If you want to read it, if you want to search for it,
what you can do is say load all authors and filter them by name Ha Jin,
and because name is an indexed field we can do this.
We can filter by name Ha Jin, and we will get back an iterable of authors.
6:10
Well because Datastore scales up to terabytes, so one of these
columns that your search is based on, what comes back could be gigabytes of data,
might be much more than can fit into memory, so we give you back an iterable.
Well if you know you're going to get back only one item, such that's the second
one here, you're loading authors and you're finding id xjin@bu.edu, at that
point you're going to get one author back, so you best get back the author object.

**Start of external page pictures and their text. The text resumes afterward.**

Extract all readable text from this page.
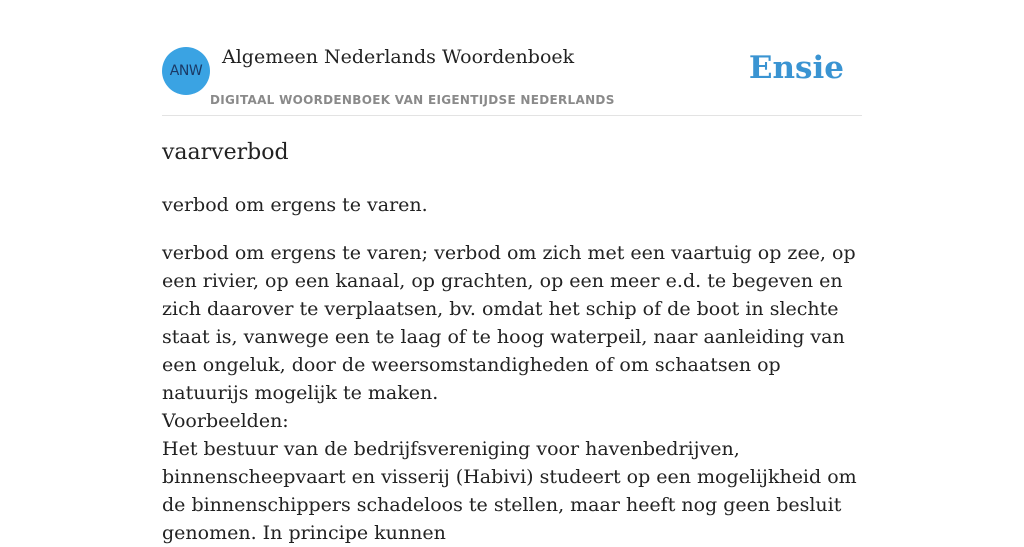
ANW
Algemeen Nederlands Woordenboek
DIGITAAL WOORDENBOEK VAN EIGENTIJDSE NEDERLANDS
Ensie
vaarverbod

verbod om ergens te varen.

verbod om ergens te varen; verbod om zich met een vaartuig op zee, op een rivier, op een kanaal, op grachten, op een meer e.d. te begeven en zich daarover te verplaatsen, bv. omdat het schip of de boot in slechte staat is, vanwege een te laag of te hoog waterpeil, naar aanleiding van een ongeluk, door de weersomstandigheden of om schaatsen op natuurijs mogelijk te maken.

Voorbeelden:

Het bestuur van de bedrijfsvereniging voor havenbedrijven, binnenscheepvaart en visserij (Habivi) studeert op een mogelijkheid om de binnenschippers schadeloos te stellen, maar heeft nog geen besluit genomen. In principe kunnen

We call it JH within the code, and now we can update the name of jh,
you can say jh.name = Jin Xuefei and then save that entity.
7:34
Another reason that relational databases may not work very well, and
we've discussed this in the module review section of the previous chapter,
is if you have high throughput needs.
If you have sensors that are distributed all across the world, and
you're basically getting back millions of messages a minute,
that's not something the Cloud SQL can handle very well.
That's not something a relational database can handle very well,
that's essentially a pen-only operation.
We're just getting you data and we're saving, and
we don't need transactional support.
And because we are willing to give up transactional support, the capacity of
Bigtable is no longer like the Terabytes that the Datastore can support,
but Petabytes.
On the other hand what we've given up is the ability to update
just a single field of the object, we have to write an entirely new row.

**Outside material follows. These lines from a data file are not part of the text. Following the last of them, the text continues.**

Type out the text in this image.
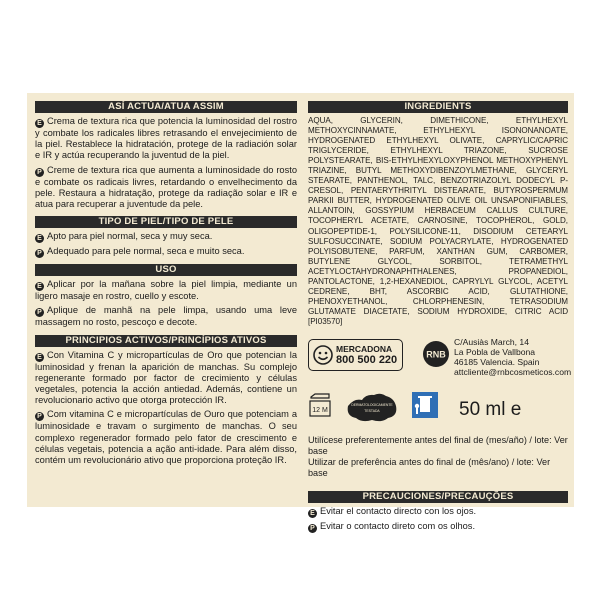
ASÍ ACTÚA/ATUA ASSIM
E Crema de textura rica que potencia la luminosidad del rostro y combate los radicales libres retrasando el envejecimiento de la piel. Restablece la hidratación, protege de la radiación solar e IR y actúa recuperando la juventud de la piel.
P Creme de textura rica que aumenta a luminosidade do rosto e combate os radicais livres, retardando o envelhecimento da pele. Restaura a hidratação, protege da radiação solar e IR e atua para recuperar a juventude da pele.
TIPO DE PIEL/TIPO DE PELE
E Apto para piel normal, seca y muy seca.
P Adequado para pele normal, seca e muito seca.
USO
E Aplicar por la mañana sobre la piel limpia, mediante un ligero masaje en rostro, cuello y escote.
P Aplique de manhã na pele limpa, usando uma leve massagem no rosto, pescoço e decote.
PRINCIPIOS ACTIVOS/PRINCÍPIOS ATIVOS
E Con Vitamina C y micropartículas de Oro que potencian la luminosidad y frenan la aparición de manchas. Su complejo regenerante formado por factor de crecimiento y células vegetales, potencia la acción antiedad. Además, contiene un revolucionario activo que otorga protección IR.
P Com vitamina C e micropartículas de Ouro que potenciam a luminosidade e travam o surgimento de manchas. O seu complexo regenerador formado pelo fator de crescimento e células vegetais, potencia a ação anti-idade. Para além disso, contém um revolucionário ativo que proporciona proteção IR.
INGREDIENTS
AQUA, GLYCERIN, DIMETHICONE, ETHYLHEXYL METHOXYCINNAMATE, ETHYLHEXYL ISONONANOATE, HYDROGENATED ETHYLHEXYL OLIVATE, CAPRYLIC/CAPRIC TRIGLYCERIDE, ETHYLHEXYL TRIAZONE, SUCROSE POLYSTEARATE, BIS-ETHYLHEXYLOXYPHENOL METHOXYPHENYL TRIAZINE, BUTYL METHOXYDIBENZOYLMETHANE, GLYCERYL STEARATE, PANTHENOL, TALC, BENZOTRIAZOLYL DODECYL P-CRESOL, PENTAERYTHRITYL DISTEARATE, BUTYROSPERMUM PARKII BUTTER, HYDROGENATED OLIVE OIL UNSAPONIFIABLES, ALLANTOIN, GOSSYPIUM HERBACEUM CALLUS CULTURE, TOCOPHERYL ACETATE, CARNOSINE, TOCOPHEROL, GOLD, OLIGOPEPTIDE-1, POLYSILICONE-11, DISODIUM CETEARYL SULFOSUCCINATE, SODIUM POLYACRYLATE, HYDROGENATED POLYISOBUTENE, PARFUM, XANTHAN GUM, CARBOMER, BUTYLENE GLYCOL, SORBITOL, TETRAMETHYL ACETYLOCTAHYDRONAPHTHALENES, PROPANEDIOL, PANTOLACTONE, 1,2-HEXANEDIOL, CAPRYLYL GLYCOL, ACETYL CEDRENE, BHT, ASCORBIC ACID, GLUTATHIONE, PHENOXYETHANOL, CHLORPHENESIN, TETRASODIUM GLUTAMATE DIACETATE, SODIUM HYDROXIDE, CITRIC ACID [PI03570]
MERCADONA
800 500 220	RNB
C/Ausiàs March, 14
La Pobla de Vallbona
46185 Valencia. Spain
attcliente@rnbcosmeticos.com
12 M
DERMATOLOGICAMENTE
TESTADA	50 ml e
Utilícese preferentemente antes del final de (mes/año) / lote: Ver base
Utilizar de preferência antes do final de (mês/ano) / lote: Ver base
PRECAUCIONES/PRECAUÇÕES
E Evitar el contacto directo con los ojos.
P Evitar o contacto direto com os olhos.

The idea is that if we get a new object, we basically append it to the table and
then we read from latest data and go backwards.
So that the very first object that we find at the particular key
is the latest version of that object.
8:44
So Bigtable is really good for high throughput scenarios,
where you want to be not in the business of managing infrastructure,
you want something to be as NoOps as possible.
With Bigtable you basically deal with flattened data, it's not for
hierarchical data, it's flattened and you search only based on the key.
And because you can search only based on the key, the key itself and
the way you design it becomes extremely important.
Number one, you want to think about the key as being the query that you're
going to make, because again you can only search based on the key.
You cannot search based on any property, and because you can't search fast based on
properties, you're going to be searching based on keys, you want your key itself
to be designed such that you can find the stuff that you want quickly.
And the key should be designed such that there are no hotspots,
you don't want all of your objects, all of your rows,
falling into the same bucket, you want things to be distributed there.
Tables themselves should be tall and narrow, right?
Tall because you keep appending to it.
Narrow, why?
The idea being that, if you have Boolean flags for example,
rather than have a column for each flag, and have the value be 0 or 1.
Maybe you just have a column that says,
these are the only true flags on this object.
This kind of thing becomes extremely useful if you're trying to store, for
example, user's ratings.
A user may rate only like five out of the thousands
of items in your catalog, and browser has thousands of columns, one for every item.
You simply store object comma rating for
the things that they've actually rated, and that could be a new column.
10:55
The reason to use big tables and it's NoOps, it's automatically balanced,
it's automatically replicated, its compacted, it's essential NoOps.
You don't have to manage any of that infrastructure,
you can deal with extremely high throughput data.
This is how you work with Bigtable, you work with it using the hbase API.
So that's why what if you're importing is org.apache.hadoop.hbase.
So you work with it the way you would normally work with hbase,
you basically get a connection.
You basic go to the connection and you get your table, you create a put operation,
you add all of your columns, and then you put that into the table and
you've basically added a new row to the table.